My journey from Road Glide Limited to Low Rider ST
by Axel Thill, May 2022
Let's talk Long Distance Riding
On my exploratory journey from a Road Glide Limited to the Low Rider ST, my main riding pattern plays a important role. Long distance touring, with consecutive days, sometimes weeks, of 500 miles and more, was my forte.
With that in mind moving form a "Touring" model to a "Softail" does not sound like the best idea. I previously owned only Touring Harley-Davidson, from Road King to Ultra Limited to Road Glide Limited, in little steps improving the long distance Touring experience, for me and sometimes my Pillion.
Above is a picture of my 2013 Road King Anniversary, my favourite bike I should never have sold. Used for long distance riding, 65,000miles in 3 years, covering Europe from Nordkapp to Morocco.
My few tours on a rental Heritage Softail were OK, though I could see what improvements and additions would be needed for a Softail to make it more pleasant for eating miles.
The shorter wheelbase is not a big problem for me, myself a 5'9" 3XL. The Low Rider ST is surprisingly just 1cm shorter (1,615mmm vs 1,625mm), and with a smaller fuel tank it should not feel cramped.
But since my first days on a Road King Classic, I consider 2 accessories not as a luxury addition, but an absolute must: "Highway Pegs" and "Heated Hand Grips".

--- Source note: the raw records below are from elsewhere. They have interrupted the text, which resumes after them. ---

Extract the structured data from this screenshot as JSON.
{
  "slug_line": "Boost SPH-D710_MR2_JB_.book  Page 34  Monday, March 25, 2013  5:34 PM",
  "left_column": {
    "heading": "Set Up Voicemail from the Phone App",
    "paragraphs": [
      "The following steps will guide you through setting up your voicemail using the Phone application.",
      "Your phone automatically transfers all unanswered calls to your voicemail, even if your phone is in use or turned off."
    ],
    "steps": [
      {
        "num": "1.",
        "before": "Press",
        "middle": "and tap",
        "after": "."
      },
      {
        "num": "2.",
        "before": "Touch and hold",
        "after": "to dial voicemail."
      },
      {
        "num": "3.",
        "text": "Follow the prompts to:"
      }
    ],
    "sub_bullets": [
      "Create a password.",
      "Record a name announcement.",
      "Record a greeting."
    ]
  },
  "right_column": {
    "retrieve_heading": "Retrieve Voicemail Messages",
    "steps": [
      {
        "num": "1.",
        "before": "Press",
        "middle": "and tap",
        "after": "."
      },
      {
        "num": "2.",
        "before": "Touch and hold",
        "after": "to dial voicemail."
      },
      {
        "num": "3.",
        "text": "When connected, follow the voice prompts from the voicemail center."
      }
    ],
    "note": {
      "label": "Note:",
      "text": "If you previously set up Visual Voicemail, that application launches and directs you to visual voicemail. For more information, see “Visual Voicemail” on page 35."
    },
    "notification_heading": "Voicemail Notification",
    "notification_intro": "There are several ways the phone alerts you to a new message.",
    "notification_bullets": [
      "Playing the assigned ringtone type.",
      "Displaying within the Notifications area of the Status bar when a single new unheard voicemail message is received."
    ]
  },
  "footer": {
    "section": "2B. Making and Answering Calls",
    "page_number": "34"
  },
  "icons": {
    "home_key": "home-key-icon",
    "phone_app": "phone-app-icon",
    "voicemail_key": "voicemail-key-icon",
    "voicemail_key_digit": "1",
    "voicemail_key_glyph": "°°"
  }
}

Forward controls or mid controls, pegs or footboards, it is the monotony of your foot position that is tiring. Watch a 2 hour movie at home, and you enjoy stretching out your legs in the recliner. Same for riding long distances, it's being able to change position, stretch out your legs from time to time, that allows you to ride a full fuel tank till empty.
So, highway pegs are a must. The problem however is, while on a Touring bike like the Road King (Classic or Special), Ultra or Road Glide, "engine guards" are standard, on Softail they are not.
But before you can attach a decent highway peg matching the personal design theme of your bike, you need to invest in a engine guard. There are 2 options: the "standard" one and one that is called "Mustache", with integrated rubber pads, with in my view a uselessly high position for riding. And of course there are other solutions from third party providers.
(below image is not from a Low Rider setup, just a illustration)
That said, I will go for the Mustache (49000141) this time, as viewed from front it does not obstruct the view on the enormous air filter knob sticking out. I will leave the standard one for the heavier Touring bikes.
To fix your designer peg, you will also need to get a Highway Peg Mounting Kit (50500168). I like the adjustable ones and to save costs, will use one from a previous Harley.
Heated Hand Grips
There are 3 schools of thoughts: the though guy's "no need for any heating" view, the "love full heating" rider with heated gloves, heated vest and heated seat, or in-between somebody like me, who need it occasionally a bit warmer around the fingers. The key word here is occasional, not never or always, as I do not like to wire up in gloves and vest, and later turn multiple knobs to tune the temperature for my hands, chest and arse to my liking. Get in a car with dual zone air-conditioning.
Another problem of heated gloves on long distance tours is the rain. Not because you get electrocuted, but I always carry a couple of gloves as I like to change to dry ones. A couple of heated gloves are overkill and eat into everybody's budget. And do not tell me yours don't get wet inside, ride longer distances in bad weather...
This time, I will go with the Airflow Heated Hand Grips (56100342 should fit the FXLRST), as they are stylish but relatively plain, as I think there are enough HD logos on the bike.